By Nancy Lindsey
Mayo River District Supervisor Lock Boyce criticized and ridiculed two items in the Office of Emergency Services budget at the April 11 meeting, but in the end the $41.9 million county budget was approved with no changes to any departmental request.
“This is a $17,000 bouncy house,” Boyce said of the request for a three-lane decontamination shelter with a plumbing kit, costing $12,936.95, according to the quote from the manufacturer, ProPac. “That’s a lot of money for something you don’t need.

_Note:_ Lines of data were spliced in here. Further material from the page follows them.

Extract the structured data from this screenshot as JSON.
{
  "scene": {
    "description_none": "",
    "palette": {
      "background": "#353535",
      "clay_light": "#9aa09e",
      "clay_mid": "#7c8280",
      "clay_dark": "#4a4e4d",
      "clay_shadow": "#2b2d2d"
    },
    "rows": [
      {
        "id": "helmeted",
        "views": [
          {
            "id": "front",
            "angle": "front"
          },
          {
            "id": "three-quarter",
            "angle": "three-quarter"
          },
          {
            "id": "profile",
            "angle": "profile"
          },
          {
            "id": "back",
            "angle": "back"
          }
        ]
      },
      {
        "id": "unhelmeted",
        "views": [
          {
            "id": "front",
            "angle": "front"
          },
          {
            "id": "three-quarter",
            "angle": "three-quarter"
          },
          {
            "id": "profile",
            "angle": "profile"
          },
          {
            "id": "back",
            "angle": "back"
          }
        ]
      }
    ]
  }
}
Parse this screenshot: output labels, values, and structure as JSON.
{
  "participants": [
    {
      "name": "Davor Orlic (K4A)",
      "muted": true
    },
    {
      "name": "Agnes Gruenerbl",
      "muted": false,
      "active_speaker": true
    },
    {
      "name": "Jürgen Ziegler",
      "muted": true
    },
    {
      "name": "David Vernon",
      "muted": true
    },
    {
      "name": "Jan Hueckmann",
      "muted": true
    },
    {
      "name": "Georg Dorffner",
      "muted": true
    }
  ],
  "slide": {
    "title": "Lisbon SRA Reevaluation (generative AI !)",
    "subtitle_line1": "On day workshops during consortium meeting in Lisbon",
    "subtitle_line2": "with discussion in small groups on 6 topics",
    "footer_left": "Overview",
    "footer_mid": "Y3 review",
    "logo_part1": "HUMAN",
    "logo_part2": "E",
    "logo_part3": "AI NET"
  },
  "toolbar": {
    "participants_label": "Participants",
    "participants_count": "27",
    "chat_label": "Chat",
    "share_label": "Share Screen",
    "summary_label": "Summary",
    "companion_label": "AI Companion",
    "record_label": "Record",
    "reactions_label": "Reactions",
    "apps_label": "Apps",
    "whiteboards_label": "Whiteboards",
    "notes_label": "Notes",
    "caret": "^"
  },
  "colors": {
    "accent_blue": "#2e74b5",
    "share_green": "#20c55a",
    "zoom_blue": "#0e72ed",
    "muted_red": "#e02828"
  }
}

That’s the kind of thing that makes me nuts about government.”
Steve Allen, county emergency management coordinator, had requested the shelter because the old tent had become unusable and one was needed in cases when victims are affected by hazardous materials, such as methamphetamine from “meth labs.” (Allen was not present at the recent meeting.)
Boyce said he had asked social workers what they did with children who had been present when meth was being manufactured. They said, “take them to a relative’s house and leave them there,” he said.
Boyce said guidelines for dealing with victims of hazardous materials recommend that emergency personnel “do not decontaminate children at the scene.”
“Meth labs are mostly dangerous when they’re making meth, when there’s potential for fire and explosions,” Boyce said. “I’ve worked in situations with contamination of deadly agents on large numbers of people, and the solution was containment and dilution with water. Turn a fire hose on them, or find a large body of water and jump in it.”
Victims can be taken in ambulances without first being decontaminated, Boyce said.
Smith River District Supervisor Crystal Harris, captain of the Smith River Rescue Squad, told Boyce (a veterinarian) that she respects his knowledge of animal issues, but she had worked a case when children were exposed to a meth lab, with one child having “meth sores.”
Harris said she followed her protocols in putting the kids in a tent and washing the contaminants off them. In one case, she said during an earlier discussion, an area television station was at the scene trying to take photos of the young victims, and the tent provided privacy for them.
Boyce also criticized what he called a “$20,000 video game,” described by the manufacturer, Bullex, as a trainer’s package for attack digital fire training.
The package with a digital hose line and nozzle “allows firefighters to conduct hose line training without flowing water,” the manufacturer’s information states. “The system is constructed using an actual fire hose nozzle…The nozzle is equipped with infrared lasers, which interact with the Attack’s self-generating digital flames. This package includes the digital nozzle, 50 feet of weighted hose, and transport case.”
“It’s not going to train anybody about the claustrophobia and disorientation” firefighters experience, Boyce said.” It’s a joke and a toy. Both should be stricken from the budget.”
“We need to give our volunteer firefighters and rescue squads every source of training we can give them,” Blue Ridge District Supervisor Karl Weiss said. “Now we’re going through it without the person who made the request here. It’s not fair to talk about it without him being here to explain it.”
“He lied to me,” Boyce said, referring to Allen. “Either he didn’t know or he was incompetent. He said there couldn’t be small children in an ambulance without being decontaminated. Don’t tell us false information.”
Boyce said the two items were among many things “we don’t need to spend if we’re going to really support fire and rescue.”
The board approved the county budget 4-1 the same night, with Boyce casting the only dissenting vote.